Practice entry and exit procedures in a simulator, with storage containers
loaded, before your first flight. Familiarize yourself with the emergency
egress system which is usually located adjacent to the zipper, below the
parachute container. On most harnesses a hard lateral pull on the handle
will peel open the Velcro in the event of a zipper jam on landing approach.
Exercise extreme caution when flying
over water or landing in a restricted beach area. If you land in the water,
unhook from the glider and hold the carabiner in your hand to prevent it
from hooking a cable. Do not try to get out of the harness until you are
free from the glider. Most harness body's are padded with closed cell foam
which will provide some flotation.
Most harnesses have a zippered convenience
pouch in the bottom of the parachute container. Do not load this pocket
with anything which might interfere with the parachute. Do not store any
sharp object in the front mounted containers which might be dangerous on
a crash landing. During your hang check, verify that items secured to the
side accessory straps, radio and camera mounts, and ballast containers
cannot snag on the glider flying wires. Install a hook knife on an easily
accessible area of your harness.
Connect the bridle to the back of
the carabiner and tape or Velcro it in place against the main support.

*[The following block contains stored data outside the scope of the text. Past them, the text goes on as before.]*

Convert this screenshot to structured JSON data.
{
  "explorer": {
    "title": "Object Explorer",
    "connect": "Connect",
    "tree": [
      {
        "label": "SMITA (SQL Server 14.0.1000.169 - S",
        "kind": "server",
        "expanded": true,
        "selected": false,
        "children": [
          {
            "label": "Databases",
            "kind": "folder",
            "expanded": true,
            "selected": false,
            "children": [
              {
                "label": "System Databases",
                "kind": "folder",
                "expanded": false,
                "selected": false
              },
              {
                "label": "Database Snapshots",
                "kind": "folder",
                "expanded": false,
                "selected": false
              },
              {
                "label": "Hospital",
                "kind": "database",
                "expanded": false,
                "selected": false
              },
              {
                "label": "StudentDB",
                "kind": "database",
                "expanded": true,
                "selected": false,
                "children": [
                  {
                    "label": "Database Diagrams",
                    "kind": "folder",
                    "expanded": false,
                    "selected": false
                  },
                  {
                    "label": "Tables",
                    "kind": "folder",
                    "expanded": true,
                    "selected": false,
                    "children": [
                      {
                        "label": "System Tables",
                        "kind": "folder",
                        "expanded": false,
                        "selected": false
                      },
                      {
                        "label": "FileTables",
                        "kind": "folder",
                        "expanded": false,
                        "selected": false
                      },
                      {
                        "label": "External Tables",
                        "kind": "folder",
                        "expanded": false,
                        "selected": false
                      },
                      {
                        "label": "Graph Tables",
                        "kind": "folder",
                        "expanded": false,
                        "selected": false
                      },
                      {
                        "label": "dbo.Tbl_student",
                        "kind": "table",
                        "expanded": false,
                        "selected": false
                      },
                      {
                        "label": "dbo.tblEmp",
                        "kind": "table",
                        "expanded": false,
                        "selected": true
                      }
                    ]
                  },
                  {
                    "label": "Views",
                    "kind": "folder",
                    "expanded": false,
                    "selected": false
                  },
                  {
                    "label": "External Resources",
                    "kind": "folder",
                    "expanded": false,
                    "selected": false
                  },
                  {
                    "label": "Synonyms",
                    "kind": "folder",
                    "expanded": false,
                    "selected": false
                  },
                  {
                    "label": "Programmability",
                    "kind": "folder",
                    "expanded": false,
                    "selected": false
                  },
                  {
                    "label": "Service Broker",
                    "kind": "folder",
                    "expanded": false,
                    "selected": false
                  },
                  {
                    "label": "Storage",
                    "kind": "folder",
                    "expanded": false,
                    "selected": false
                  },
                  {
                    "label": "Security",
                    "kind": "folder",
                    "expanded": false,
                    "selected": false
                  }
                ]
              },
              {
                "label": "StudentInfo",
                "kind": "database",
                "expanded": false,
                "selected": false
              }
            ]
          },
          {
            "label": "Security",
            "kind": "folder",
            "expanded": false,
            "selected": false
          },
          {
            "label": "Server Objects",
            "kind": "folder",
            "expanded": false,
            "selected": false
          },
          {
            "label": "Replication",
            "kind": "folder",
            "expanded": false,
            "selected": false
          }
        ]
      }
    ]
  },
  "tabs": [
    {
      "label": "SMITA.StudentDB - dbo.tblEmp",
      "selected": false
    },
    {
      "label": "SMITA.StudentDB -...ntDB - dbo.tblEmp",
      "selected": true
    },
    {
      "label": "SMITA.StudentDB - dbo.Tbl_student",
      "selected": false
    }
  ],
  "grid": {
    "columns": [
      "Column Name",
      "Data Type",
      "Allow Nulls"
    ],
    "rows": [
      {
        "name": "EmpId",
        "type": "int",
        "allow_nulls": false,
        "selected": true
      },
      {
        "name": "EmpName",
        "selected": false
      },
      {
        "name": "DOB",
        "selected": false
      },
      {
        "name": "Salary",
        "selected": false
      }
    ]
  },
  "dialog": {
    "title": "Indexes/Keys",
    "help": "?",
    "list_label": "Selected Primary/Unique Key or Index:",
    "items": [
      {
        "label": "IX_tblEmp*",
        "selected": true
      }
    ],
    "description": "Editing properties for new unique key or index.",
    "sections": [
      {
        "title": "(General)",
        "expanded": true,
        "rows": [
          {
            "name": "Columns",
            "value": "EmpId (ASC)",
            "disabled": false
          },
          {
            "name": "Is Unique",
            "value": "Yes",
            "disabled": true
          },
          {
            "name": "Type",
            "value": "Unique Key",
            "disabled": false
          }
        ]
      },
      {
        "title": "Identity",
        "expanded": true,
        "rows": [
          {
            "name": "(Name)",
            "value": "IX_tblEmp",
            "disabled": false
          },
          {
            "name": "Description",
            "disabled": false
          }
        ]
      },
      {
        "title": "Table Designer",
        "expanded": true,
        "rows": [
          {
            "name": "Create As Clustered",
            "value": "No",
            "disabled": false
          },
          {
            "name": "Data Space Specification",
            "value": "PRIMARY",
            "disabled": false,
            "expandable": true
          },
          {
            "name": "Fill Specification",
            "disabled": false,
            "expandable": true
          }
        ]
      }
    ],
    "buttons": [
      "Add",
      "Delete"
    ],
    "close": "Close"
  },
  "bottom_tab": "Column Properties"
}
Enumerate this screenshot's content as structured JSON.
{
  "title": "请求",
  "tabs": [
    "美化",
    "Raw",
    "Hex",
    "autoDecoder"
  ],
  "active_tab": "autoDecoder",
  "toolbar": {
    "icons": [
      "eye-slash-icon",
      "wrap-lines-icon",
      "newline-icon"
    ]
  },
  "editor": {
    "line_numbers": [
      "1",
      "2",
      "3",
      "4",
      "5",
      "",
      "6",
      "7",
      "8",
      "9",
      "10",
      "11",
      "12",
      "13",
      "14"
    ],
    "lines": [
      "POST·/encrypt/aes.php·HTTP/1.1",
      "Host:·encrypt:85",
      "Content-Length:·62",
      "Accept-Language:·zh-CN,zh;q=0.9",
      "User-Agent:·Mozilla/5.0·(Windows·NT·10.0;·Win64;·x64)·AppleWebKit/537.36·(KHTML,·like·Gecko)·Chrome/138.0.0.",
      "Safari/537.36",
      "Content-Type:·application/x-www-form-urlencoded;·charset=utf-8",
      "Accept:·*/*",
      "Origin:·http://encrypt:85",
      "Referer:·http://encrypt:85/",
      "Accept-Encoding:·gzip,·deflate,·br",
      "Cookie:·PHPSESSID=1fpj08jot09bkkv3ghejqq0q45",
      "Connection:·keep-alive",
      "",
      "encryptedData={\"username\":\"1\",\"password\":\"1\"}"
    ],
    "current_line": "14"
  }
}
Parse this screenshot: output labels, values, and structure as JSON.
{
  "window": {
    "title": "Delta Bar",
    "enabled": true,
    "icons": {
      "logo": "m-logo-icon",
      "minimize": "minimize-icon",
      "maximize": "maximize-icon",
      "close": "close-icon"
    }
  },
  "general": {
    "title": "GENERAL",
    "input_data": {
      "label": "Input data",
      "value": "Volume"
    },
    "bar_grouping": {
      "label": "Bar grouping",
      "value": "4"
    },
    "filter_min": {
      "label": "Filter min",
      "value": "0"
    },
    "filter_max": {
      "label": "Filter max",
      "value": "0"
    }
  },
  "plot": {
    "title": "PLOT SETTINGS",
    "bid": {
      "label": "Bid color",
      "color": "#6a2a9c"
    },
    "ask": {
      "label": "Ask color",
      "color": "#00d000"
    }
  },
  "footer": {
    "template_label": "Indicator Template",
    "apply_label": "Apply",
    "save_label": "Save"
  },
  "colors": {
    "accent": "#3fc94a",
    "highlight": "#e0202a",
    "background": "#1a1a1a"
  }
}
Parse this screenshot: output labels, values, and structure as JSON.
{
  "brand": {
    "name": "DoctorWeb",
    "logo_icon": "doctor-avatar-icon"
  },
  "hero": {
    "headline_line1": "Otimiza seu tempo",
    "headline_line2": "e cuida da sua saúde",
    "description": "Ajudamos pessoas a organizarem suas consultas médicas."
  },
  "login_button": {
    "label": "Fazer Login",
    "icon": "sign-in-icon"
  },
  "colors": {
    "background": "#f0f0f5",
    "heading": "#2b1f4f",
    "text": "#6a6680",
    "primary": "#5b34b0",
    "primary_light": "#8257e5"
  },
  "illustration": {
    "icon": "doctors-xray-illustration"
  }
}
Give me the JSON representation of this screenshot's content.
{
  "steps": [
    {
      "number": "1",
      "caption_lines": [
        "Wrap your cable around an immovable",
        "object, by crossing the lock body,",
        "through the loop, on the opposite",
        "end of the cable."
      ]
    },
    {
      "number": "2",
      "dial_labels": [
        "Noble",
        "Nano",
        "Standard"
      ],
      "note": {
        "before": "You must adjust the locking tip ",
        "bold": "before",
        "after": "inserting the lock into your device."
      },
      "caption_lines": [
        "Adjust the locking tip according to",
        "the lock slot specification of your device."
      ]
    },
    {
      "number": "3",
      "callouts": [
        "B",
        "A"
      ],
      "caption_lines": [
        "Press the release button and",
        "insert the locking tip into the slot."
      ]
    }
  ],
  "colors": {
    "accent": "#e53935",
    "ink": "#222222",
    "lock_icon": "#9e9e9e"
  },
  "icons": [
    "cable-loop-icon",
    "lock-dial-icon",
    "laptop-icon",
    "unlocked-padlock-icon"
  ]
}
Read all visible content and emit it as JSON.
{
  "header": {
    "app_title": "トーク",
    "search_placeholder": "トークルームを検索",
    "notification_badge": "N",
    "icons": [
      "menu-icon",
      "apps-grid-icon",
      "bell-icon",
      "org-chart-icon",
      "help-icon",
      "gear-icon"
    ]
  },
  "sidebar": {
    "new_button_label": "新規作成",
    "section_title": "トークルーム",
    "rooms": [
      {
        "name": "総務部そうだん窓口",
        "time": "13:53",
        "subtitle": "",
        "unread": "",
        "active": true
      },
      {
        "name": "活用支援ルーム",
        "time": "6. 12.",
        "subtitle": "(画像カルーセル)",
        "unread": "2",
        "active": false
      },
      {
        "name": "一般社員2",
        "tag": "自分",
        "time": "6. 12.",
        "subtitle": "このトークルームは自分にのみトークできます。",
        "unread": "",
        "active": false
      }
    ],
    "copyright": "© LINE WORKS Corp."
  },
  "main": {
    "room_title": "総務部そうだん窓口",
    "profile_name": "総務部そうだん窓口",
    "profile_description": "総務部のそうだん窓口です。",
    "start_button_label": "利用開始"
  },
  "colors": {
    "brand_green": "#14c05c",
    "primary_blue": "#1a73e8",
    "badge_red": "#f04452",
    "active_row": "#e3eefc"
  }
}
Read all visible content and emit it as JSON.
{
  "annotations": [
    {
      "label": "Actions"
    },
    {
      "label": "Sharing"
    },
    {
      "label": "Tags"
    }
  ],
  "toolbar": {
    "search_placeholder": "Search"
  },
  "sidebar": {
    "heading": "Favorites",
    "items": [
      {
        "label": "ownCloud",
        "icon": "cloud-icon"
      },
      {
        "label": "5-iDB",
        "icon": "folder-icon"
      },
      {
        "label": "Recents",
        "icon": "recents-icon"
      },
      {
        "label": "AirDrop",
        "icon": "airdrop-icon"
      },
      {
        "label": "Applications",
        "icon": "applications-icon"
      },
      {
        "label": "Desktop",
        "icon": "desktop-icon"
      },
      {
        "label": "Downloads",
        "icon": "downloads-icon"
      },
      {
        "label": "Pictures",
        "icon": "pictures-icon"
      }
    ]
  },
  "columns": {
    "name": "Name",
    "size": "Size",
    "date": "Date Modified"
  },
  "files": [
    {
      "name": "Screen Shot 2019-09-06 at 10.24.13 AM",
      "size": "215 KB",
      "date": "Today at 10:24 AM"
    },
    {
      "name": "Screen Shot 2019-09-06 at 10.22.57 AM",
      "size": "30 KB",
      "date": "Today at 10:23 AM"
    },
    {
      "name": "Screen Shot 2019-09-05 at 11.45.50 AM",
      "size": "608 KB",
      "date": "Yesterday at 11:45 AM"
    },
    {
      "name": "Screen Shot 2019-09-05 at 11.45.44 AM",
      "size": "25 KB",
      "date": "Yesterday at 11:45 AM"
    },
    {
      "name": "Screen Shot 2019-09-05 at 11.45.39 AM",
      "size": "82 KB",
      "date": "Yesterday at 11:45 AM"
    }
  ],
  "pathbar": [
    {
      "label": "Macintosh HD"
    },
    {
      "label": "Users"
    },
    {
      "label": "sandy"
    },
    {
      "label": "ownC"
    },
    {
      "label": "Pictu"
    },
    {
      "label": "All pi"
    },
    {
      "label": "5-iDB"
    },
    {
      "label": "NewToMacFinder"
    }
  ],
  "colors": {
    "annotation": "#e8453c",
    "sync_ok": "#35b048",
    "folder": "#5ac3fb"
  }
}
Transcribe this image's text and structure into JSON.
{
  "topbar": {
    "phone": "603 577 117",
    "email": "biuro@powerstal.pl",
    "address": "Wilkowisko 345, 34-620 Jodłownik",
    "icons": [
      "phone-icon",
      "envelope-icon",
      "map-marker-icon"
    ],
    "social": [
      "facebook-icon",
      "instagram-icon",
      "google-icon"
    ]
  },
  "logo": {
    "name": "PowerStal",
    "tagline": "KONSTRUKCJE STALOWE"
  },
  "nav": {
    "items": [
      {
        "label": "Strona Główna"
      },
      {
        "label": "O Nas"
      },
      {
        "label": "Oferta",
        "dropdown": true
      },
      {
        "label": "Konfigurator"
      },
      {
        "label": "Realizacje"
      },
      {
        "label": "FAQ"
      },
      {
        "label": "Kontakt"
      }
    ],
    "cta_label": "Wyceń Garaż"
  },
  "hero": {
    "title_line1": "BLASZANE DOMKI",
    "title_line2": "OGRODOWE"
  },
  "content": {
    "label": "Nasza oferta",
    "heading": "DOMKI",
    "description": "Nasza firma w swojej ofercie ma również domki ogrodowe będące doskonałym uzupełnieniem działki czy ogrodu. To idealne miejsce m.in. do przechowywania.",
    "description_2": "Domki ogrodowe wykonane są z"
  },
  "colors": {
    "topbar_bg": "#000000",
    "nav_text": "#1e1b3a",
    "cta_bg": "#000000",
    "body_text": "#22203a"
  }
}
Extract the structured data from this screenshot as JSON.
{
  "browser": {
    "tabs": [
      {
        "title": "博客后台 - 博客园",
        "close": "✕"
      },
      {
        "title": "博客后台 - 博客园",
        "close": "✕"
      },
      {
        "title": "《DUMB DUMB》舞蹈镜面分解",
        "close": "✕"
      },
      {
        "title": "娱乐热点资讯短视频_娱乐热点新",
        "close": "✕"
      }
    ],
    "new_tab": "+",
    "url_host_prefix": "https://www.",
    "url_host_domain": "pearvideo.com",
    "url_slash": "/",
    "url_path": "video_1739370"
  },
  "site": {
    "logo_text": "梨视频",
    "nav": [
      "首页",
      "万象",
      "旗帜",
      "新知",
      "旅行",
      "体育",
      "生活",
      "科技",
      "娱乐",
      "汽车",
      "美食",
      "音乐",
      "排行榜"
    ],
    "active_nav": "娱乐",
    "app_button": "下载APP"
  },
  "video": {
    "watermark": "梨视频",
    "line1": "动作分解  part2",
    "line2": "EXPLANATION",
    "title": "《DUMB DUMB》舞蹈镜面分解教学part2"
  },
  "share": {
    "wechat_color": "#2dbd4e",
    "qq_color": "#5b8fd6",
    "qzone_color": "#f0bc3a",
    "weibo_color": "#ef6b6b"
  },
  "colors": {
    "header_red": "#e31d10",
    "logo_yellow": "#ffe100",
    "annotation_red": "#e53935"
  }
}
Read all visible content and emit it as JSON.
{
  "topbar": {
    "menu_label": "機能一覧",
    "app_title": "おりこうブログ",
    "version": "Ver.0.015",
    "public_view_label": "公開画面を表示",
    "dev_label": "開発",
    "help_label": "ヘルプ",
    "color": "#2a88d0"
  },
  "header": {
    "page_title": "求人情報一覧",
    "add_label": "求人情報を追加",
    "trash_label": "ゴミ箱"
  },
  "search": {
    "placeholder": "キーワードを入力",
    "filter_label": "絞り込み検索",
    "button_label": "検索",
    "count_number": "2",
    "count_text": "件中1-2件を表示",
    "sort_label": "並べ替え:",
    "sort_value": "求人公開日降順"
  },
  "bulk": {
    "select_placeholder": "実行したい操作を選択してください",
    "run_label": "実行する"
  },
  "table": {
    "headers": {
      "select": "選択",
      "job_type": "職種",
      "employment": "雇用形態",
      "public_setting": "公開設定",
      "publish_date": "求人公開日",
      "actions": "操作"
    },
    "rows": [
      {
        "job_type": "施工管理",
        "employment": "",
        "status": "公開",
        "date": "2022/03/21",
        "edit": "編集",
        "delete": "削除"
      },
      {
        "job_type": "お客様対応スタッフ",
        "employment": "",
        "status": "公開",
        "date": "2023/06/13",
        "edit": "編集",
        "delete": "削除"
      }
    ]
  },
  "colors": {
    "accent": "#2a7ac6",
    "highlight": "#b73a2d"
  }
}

Place a rubber band over the assembly to keep the bridle in the proper
position. Make sure the band is positioned low enough that it doesn't interfere
with the carabiner gate. It is a good idea to use a fabric sheath between
the container and the carabiner to protect the bridle from UV deterioration
, otherwise you should replace it at the same intervals that your mains
It is extremely important to do a
hang check with your feet extended as far as possible in the boot of the
harness while bouncing up and down to make sure the parachute is secure
in the container. If the Velcro on the container starts opening, and you
have recently had your chute repacked, there may be too much air left in
the canopy. Usually sitting on your parachute and harness for a few minutes
will solve this problem. If you are still having trouble, take your parachute
and harness to your dealer-your chute could be improperly packed, too big
for the harness container or have an incompatible deployment bag.
Remember that it is imortant to be proficient
at using your emergency reserve
and to maintain your equipment.
The single most important decision we can take as pilots is
WHEN NOT TO FLY so we can never need to use our reserve.